Interessante è poi la figura della donna, molto distante dai pregiudizi che solitamente si associano alla donna nel Medioevo. Infatti, la moglie del tintore è risoluta, non soltanto si nega prima al volere lussurioso di un’autorità così potente e pericolosa come poteva essere il prete, ma arriva anche a compiere un gesto di forza come nell’episodio dello schiaffo. Anche in altri fabliaux la donna è contraddistinta in modo ancor più accentuato da una certa libertà e liberalità, che sembrano contraddire certi pregiudizi sull’epoca.
Ciò naturalmente non significa che nel Medioevo ci fosse parità di genere. Senza dubbio però la considerazione del genere femminile si rivela meno stringente di quanto si immagini.
Il tema del sesso
Questo genere di racconti veniva letto in pubblico e non era per nascosto o censurato. E’ interessante notare come dei temi di questa portata venissero tranquillamente utilizzati come oggetto di lettura collettiva in piazza. Inoltre, anche il registro linguistico era davvero basso, rasentava quasi il triviale, con l’utilizzo di vere e proprie “parolacce” ed espressioni volgari, spesso a sfondo sessuale.
A fronte di tutto ciò appare già più difficile definire il Medioevo come un’epoca oscurantista, considerando che semplicemente nelle recite in pubblico – che erano a quell’epoca l’equivalente della televisione oggi – venivano trattati questi temi con una liberalità eccezionale e senza alcuna reticenza moralistico-religiosa.

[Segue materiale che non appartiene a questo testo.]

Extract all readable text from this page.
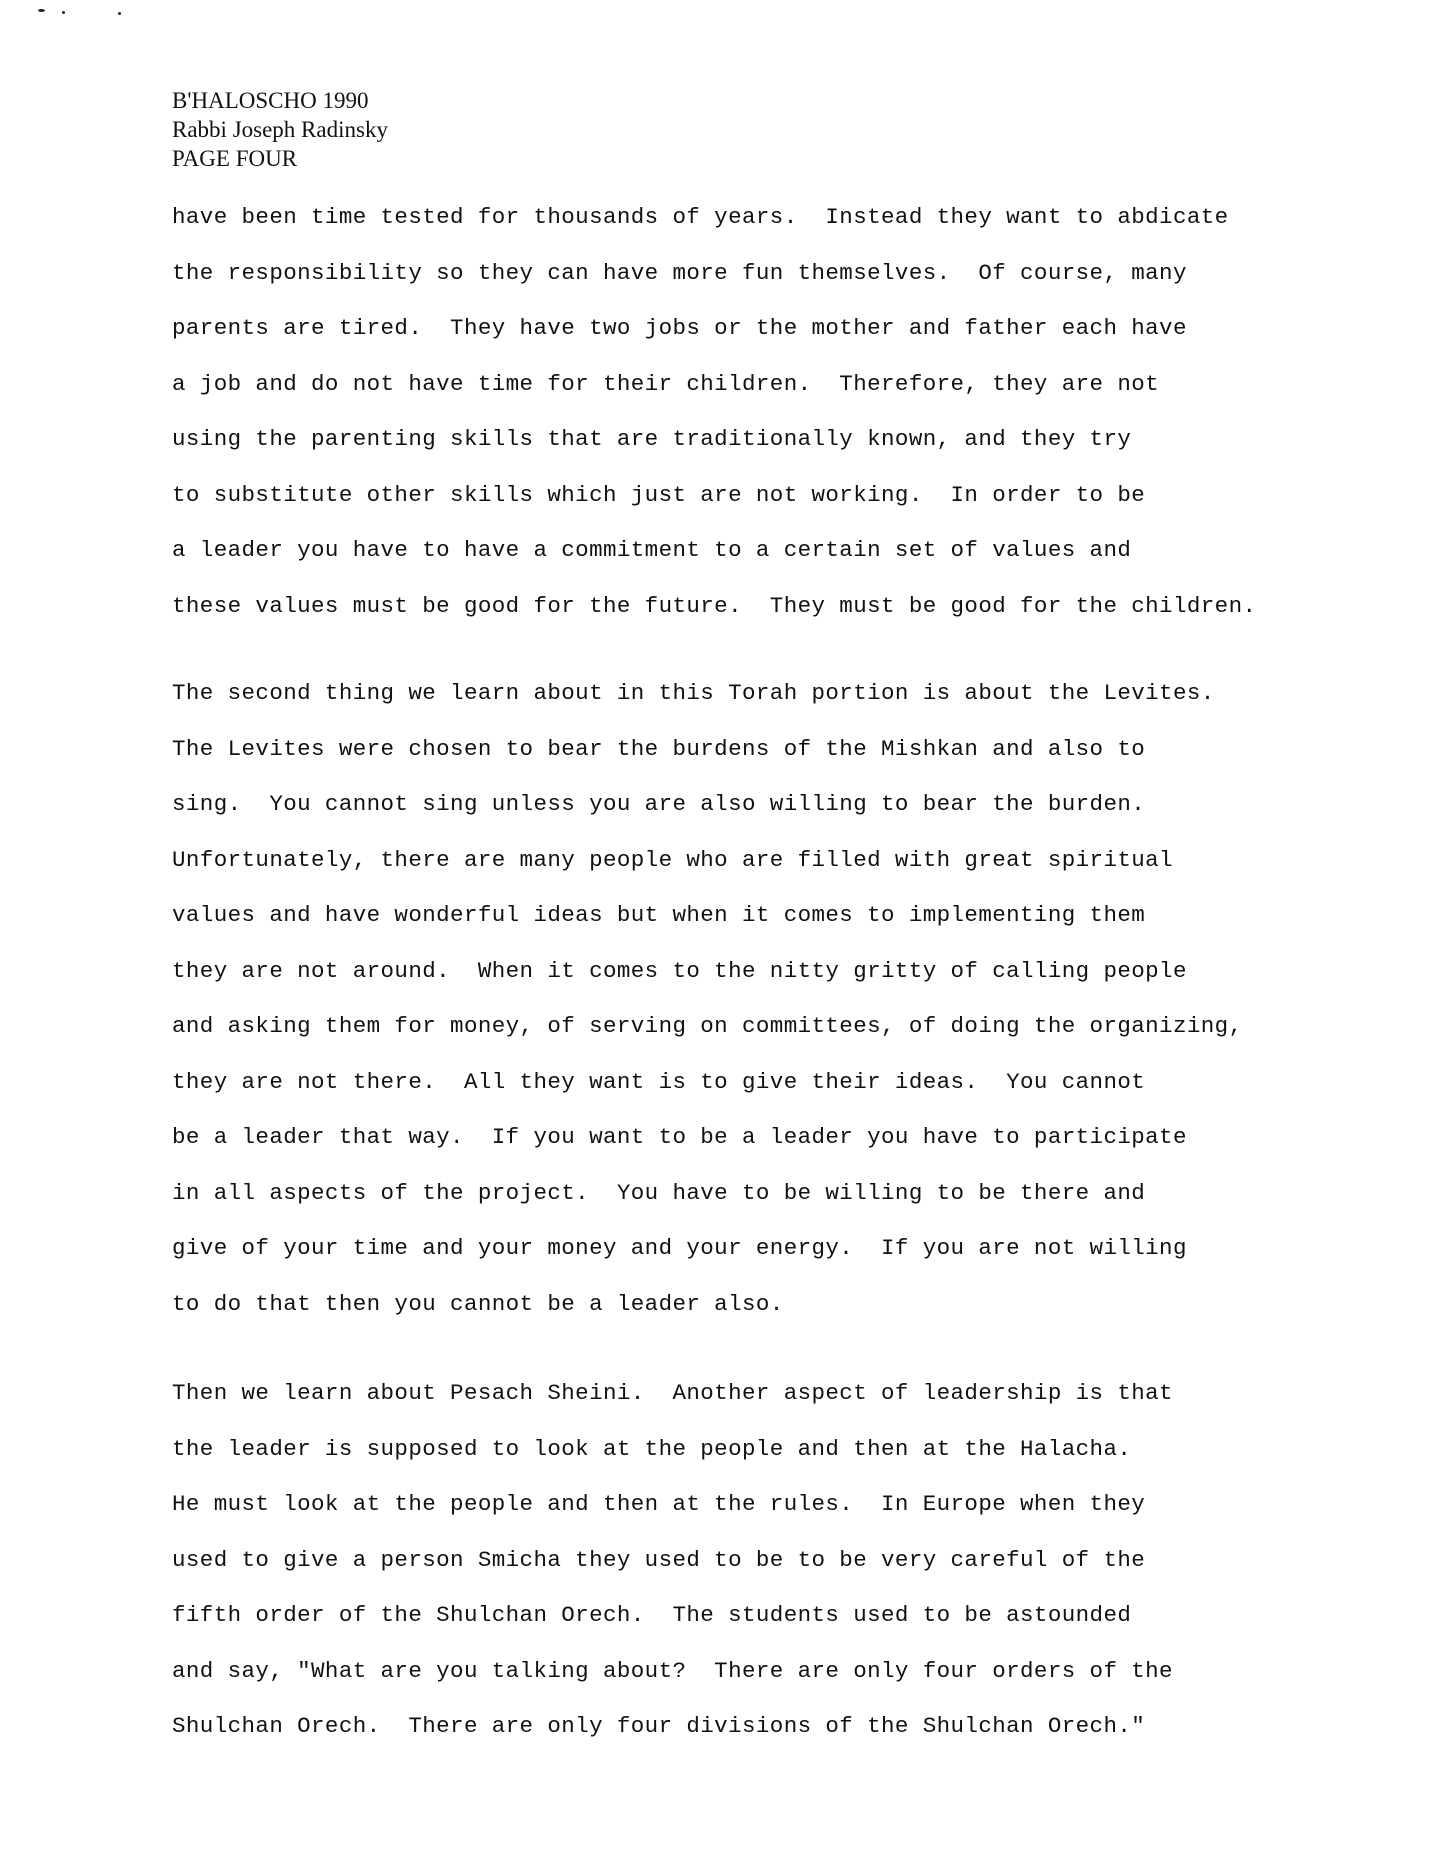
B'HALOSCHO 1990
Rabbi Joseph Radinsky
PAGE FOUR
have been time tested for thousands of years.  Instead they want to abdicate
the responsibility so they can have more fun themselves.  Of course, many
parents are tired.  They have two jobs or the mother and father each have
a job and do not have time for their children.  Therefore, they are not
using the parenting skills that are traditionally known, and they try
to substitute other skills which just are not working.  In order to be
a leader you have to have a commitment to a certain set of values and
these values must be good for the future.  They must be good for the children.
The second thing we learn about in this Torah portion is about the Levites.
The Levites were chosen to bear the burdens of the Mishkan and also to
sing.  You cannot sing unless you are also willing to bear the burden.
Unfortunately, there are many people who are filled with great spiritual
values and have wonderful ideas but when it comes to implementing them
they are not around.  When it comes to the nitty gritty of calling people
and asking them for money, of serving on committees, of doing the organizing,
they are not there.  All they want is to give their ideas.  You cannot
be a leader that way.  If you want to be a leader you have to participate
in all aspects of the project.  You have to be willing to be there and
give of your time and your money and your energy.  If you are not willing
to do that then you cannot be a leader also.
Then we learn about Pesach Sheini.  Another aspect of leadership is that
the leader is supposed to look at the people and then at the Halacha.
He must look at the people and then at the rules.  In Europe when they
used to give a person Smicha they used to be to be very careful of the
fifth order of the Shulchan Orech.  The students used to be astounded
and say, "What are you talking about?  There are only four orders of the
Shulchan Orech.  There are only four divisions of the Shulchan Orech."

Perlopiù non vi era alcuna autorità ecclesiastica a censurare e limitare tutto ciò. Infatti, la tanto celebre Santa Inquisizione, che per l’appunto ebbe inizio alla fine del dodicesimo secolo, più che avere un ruolo di censore sui costumi del popolo, si occupava di stanare tutti quei movimenti religiosi tendenzialmente di natura mendicante e pauperistica, che minacciavano con la loro pretesa di purezza l’egemonia politico-religiosa del clero.
Il romanzo della Rosa
Un altro romanzo di particolare interesse dell’epoca medievale è ”Il Romanzo della Rosa”, di cui la prima parte venne scritta da Guillame De Lorris alla fine degli anni trenta del duecento, mentre la seconda parte da Jean De Meun negli anni ottanta, sempre del duecento.
Il motivo per cui questo romanzo è così importante è perché a quell’epoca fu ricopiato moltissime volte, tanto da lasciarci un numero considerevole di manoscritti superstiti. Insomma, si tratta di un vero e proprio best-seller medievale, perché molto amato dal pubblico che lo sentiva recitare nelle piazze.

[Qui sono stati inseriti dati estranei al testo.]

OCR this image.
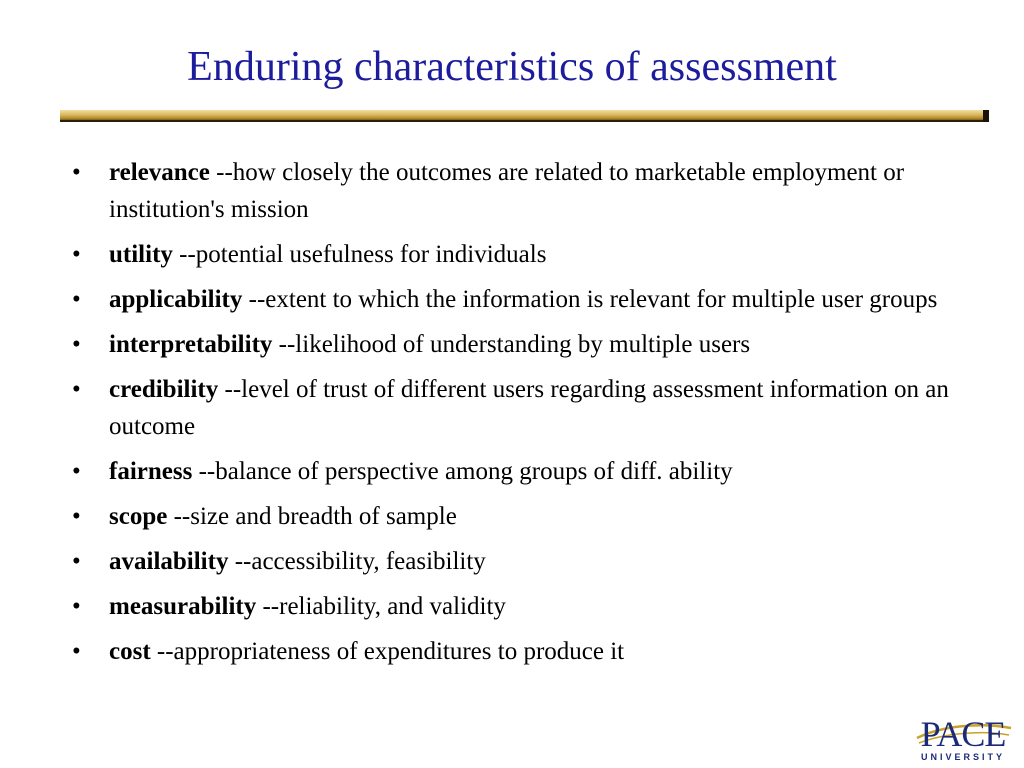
Enduring characteristics of assessment
•	relevance --how closely the outcomes are related to marketable employment or institution's mission
•	utility --potential usefulness for individuals
•	applicability --extent to which the information is relevant for multiple user groups
•	interpretability --likelihood of understanding by multiple users
•	credibility --level of trust of different users regarding assessment information on an outcome
•	fairness --balance of perspective among groups of diff. ability
•	scope --size and breadth of sample
•	availability --accessibility, feasibility
•	measurability --reliability, and validity
•	cost --appropriateness of expenditures to produce it
PACE
UNIVERSITY
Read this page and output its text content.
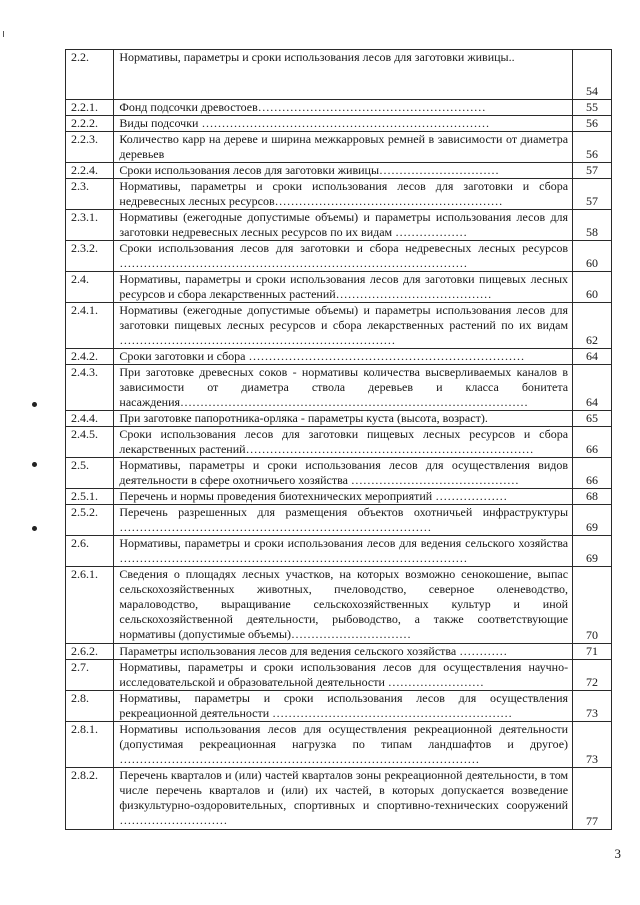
2.2.	Нормативы, параметры и сроки использования лесов для заготовки живицы..	54
2.2.1.	Фонд подсочки древостоев…………………………………………………	55
2.2.2.	Виды подсочки ………………………………………………………………	56
2.2.3.	Количество карр на дереве и ширина межкарровых ремней в зависимости от диаметра деревьев	56
2.2.4.	Сроки использования лесов для заготовки живицы…………………………	57
2.3.	Нормативы, параметры и сроки использования лесов для заготовки и сбора недревесных лесных ресурсов…………………………………………………	57
2.3.1.	Нормативы (ежегодные допустимые объемы) и параметры использования лесов для заготовки недревесных лесных ресурсов по их видам ………………	58
2.3.2.	Сроки использования лесов для заготовки и сбора недревесных лесных ресурсов ……………………………………………………………………………	60
2.4.	Нормативы, параметры и сроки использования лесов для заготовки пищевых лесных ресурсов и сбора лекарственных растений…………………………………	60
2.4.1.	Нормативы (ежегодные допустимые объемы) и параметры использования лесов для заготовки пищевых лесных ресурсов и сбора лекарственных растений по их видам ……………………………………………………………	62
2.4.2.	Сроки заготовки и сбора ……………………………………………………………	64
2.4.3.	При заготовке древесных соков - нормативы количества высверливаемых каналов в зависимости от диаметра ствола деревьев и класса бонитета насаждения……………………………………………………………………………	64
2.4.4.	При заготовке папоротника-орляка - параметры куста (высота, возраст).	65
2.4.5.	Сроки использования лесов для заготовки пищевых лесных ресурсов и сбора лекарственных растений………………………………………………………………	66
2.5.	Нормативы, параметры и сроки использования лесов для осуществления видов деятельности в сфере охотничьего хозяйства ……………………………………	66
2.5.1.	Перечень и нормы проведения биотехнических мероприятий ………………	68
2.5.2.	Перечень разрешенных для размещения объектов охотничьей инфраструктуры ……………………………………………………………………	69
2.6.	Нормативы, параметры и сроки использования лесов для ведения сельского хозяйства ……………………………………………………………………………	69
2.6.1.	Сведения о площадях лесных участков, на которых возможно сенокошение, выпас сельскохозяйственных животных, пчеловодство, северное оленеводство, мараловодство, выращивание сельскохозяйственных культур и иной сельскохозяйственной деятельности, рыбоводство, а также соответствующие нормативы (допустимые объемы)…………………………	70
2.6.2.	Параметры использования лесов для ведения сельского хозяйства …………	71
2.7.	Нормативы, параметры и сроки использования лесов для осуществления научно-исследовательской и образовательной деятельности ……………………	72
2.8.	Нормативы, параметры и сроки использования лесов для осуществления рекреационной деятельности ……………………………………………………	73
2.8.1.	Нормативы использования лесов для осуществления рекреационной деятельности (допустимая рекреационная нагрузка по типам ландшафтов и другое) ………………………………………………………………………………	73
2.8.2.	Перечень кварталов и (или) частей кварталов зоны рекреационной деятельности, в том числе перечень кварталов и (или) их частей, в которых допускается возведение физкультурно-оздоровительных, спортивных и спортивно-технических сооружений ………………………	77
3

L’opera in sé è un romanzo allegorico dove il protagonista, che è anche l’io narrante, si ritrova a voler conquistare una rosa, allegoria dell’amata. Per arrivare da essa però dovrà attraversare un percorso tortuoso tra varie personificazioni di sentimenti, come la ragione, l’invidia, la Bell’Accoglienza, e molti altri, che paiono sbarrare la strada al protagonista.
Nella seconda parte – quella di Jean De Mean – il protagonista, che non era riuscito a ottenere ciò che voleva, invoca Venere, affinché lo aiuti a superare le varie peripezie che lo separano dall’oggetto del suo desiderio – oggetto che qui passa ad indicare propriamente anche il sesso della donna -.

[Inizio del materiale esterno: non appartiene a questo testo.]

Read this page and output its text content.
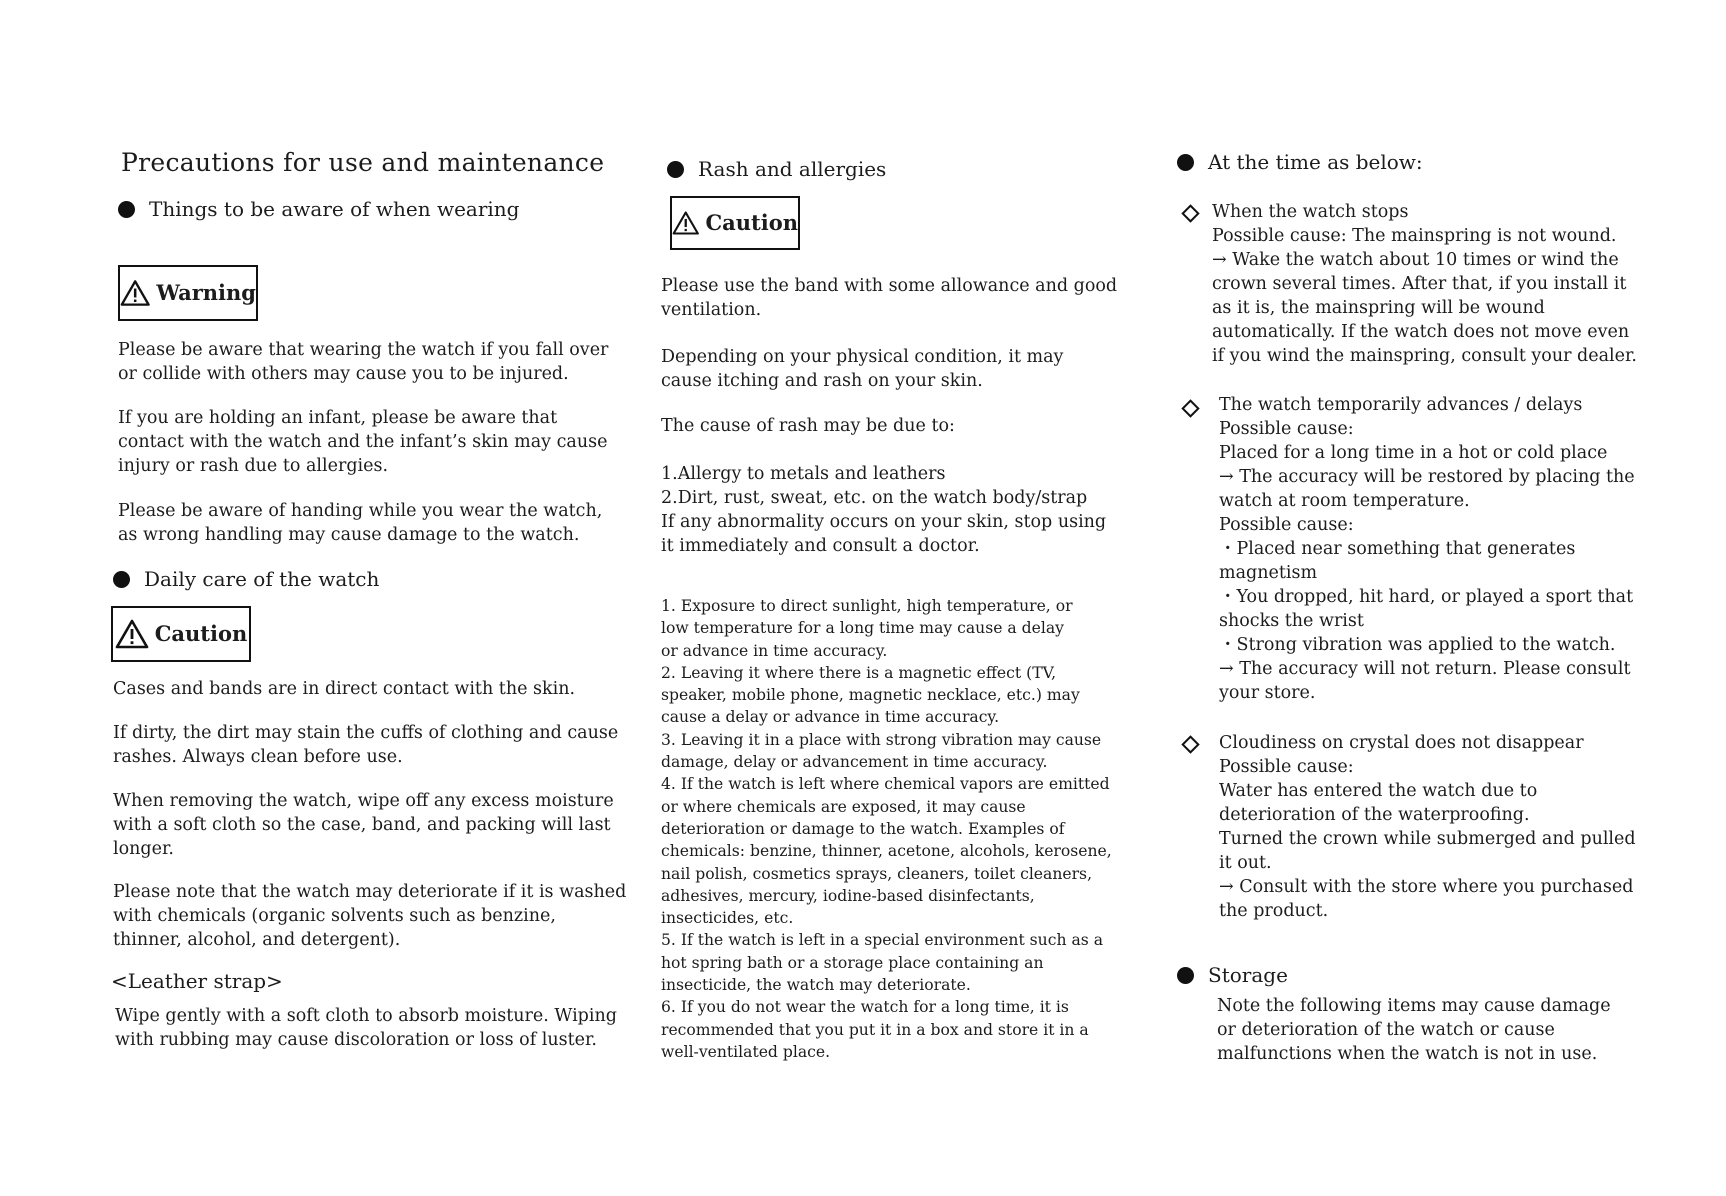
Precautions for use and maintenance
Things to be aware of when wearing
Warning
Please be aware that wearing the watch if you fall over
or collide with others may cause you to be injured.
If you are holding an infant, please be aware that
contact with the watch and the infant’s skin may cause
injury or rash due to allergies.
Please be aware of handing while you wear the watch,
as wrong handling may cause damage to the watch.
Daily care of the watch
Caution
Cases and bands are in direct contact with the skin.
If dirty, the dirt may stain the cuffs of clothing and cause
rashes. Always clean before use.
When removing the watch, wipe off any excess moisture
with a soft cloth so the case, band, and packing will last
longer.
Please note that the watch may deteriorate if it is washed
with chemicals (organic solvents such as benzine,
thinner, alcohol, and detergent).
<Leather strap>
Wipe gently with a soft cloth to absorb moisture. Wiping
with rubbing may cause discoloration or loss of luster.
Rash and allergies
Caution
Please use the band with some allowance and good
ventilation.
Depending on your physical condition, it may
cause itching and rash on your skin.
The cause of rash may be due to:
1.Allergy to metals and leathers
2.Dirt, rust, sweat, etc. on the watch body/strap
If any abnormality occurs on your skin, stop using
it immediately and consult a doctor.
1. Exposure to direct sunlight, high temperature, or
low temperature for a long time may cause a delay
or advance in time accuracy.
2. Leaving it where there is a magnetic effect (TV,
speaker, mobile phone, magnetic necklace, etc.) may
cause a delay or advance in time accuracy.
3. Leaving it in a place with strong vibration may cause
damage, delay or advancement in time accuracy.
4. If the watch is left where chemical vapors are emitted
or where chemicals are exposed, it may cause
deterioration or damage to the watch. Examples of
chemicals: benzine, thinner, acetone, alcohols, kerosene,
nail polish, cosmetics sprays, cleaners, toilet cleaners,
adhesives, mercury, iodine-based disinfectants,
insecticides, etc.
5. If the watch is left in a special environment such as a
hot spring bath or a storage place containing an
insecticide, the watch may deteriorate.
6. If you do not wear the watch for a long time, it is
recommended that you put it in a box and store it in a
well-ventilated place.
At the time as below:
When the watch stops
Possible cause: The mainspring is not wound.
→ Wake the watch about 10 times or wind the
crown several times. After that, if you install it
as it is, the mainspring will be wound
automatically. If the watch does not move even
if you wind the mainspring, consult your dealer.
The watch temporarily advances / delays
Possible cause:
Placed for a long time in a hot or cold place
→ The accuracy will be restored by placing the
watch at room temperature.
Possible cause:
・Placed near something that generates
magnetism
・You dropped, hit hard, or played a sport that
shocks the wrist
・Strong vibration was applied to the watch.
→ The accuracy will not return. Please consult
your store.
Cloudiness on crystal does not disappear
Possible cause:
Water has entered the watch due to
deterioration of the waterproofing.
Turned the crown while submerged and pulled
it out.
→ Consult with the store where you purchased
the product.
Storage
Note the following items may cause damage
or deterioration of the watch or cause
malfunctions when the watch is not in use.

In conclusione, a mò di lieto fine, il protagonista riuscirà ad ottenere ciò che vuole, ossia il rapporto carnale con la donna, e si paleseranno nel romanzo scene particolarmente triviali, con il solito utilizzo di un linguaggio molto basso e scurrile.
Il Romanzo della Rosa ebbe una fortuna letteraria davvero molto vasta ed è stato probabilmente letto o sentito recitare da ampie fasce di popolazione europea dell’epoca. Uno dei suoi lettori più affezionati fu proprio il nostro Dante Alighieri, che lo riprese nelle sue prime opere giovanili: il Fiore e il Detto d’Amore.
Boccaccio
L’opera in prosa più celebre del Medioevo, però, resta senza dubbio il Decameron di Boccaccio. La liberalità e la libertà di quest’opera è cosa molto nota, tanto che il testo finì per molto tempo nell’indice dei libri proibiti, creato nel 1559 da Papa Paolo IV e soppresso soltanto nel 1966.
Oltre alle novelle molto note – di cui alcune anche particolarmente succinte, tanto che ancora oggi nella scuola italiana gli insegnanti si premurano di censurarne qualcuna – c’è n’è una che è davvero interessante, ed è la decima della quinta giornata. In questa novella, infatti, Boccaccio parla di un rapporto omosessuale con una leggerezza davvero disarmante.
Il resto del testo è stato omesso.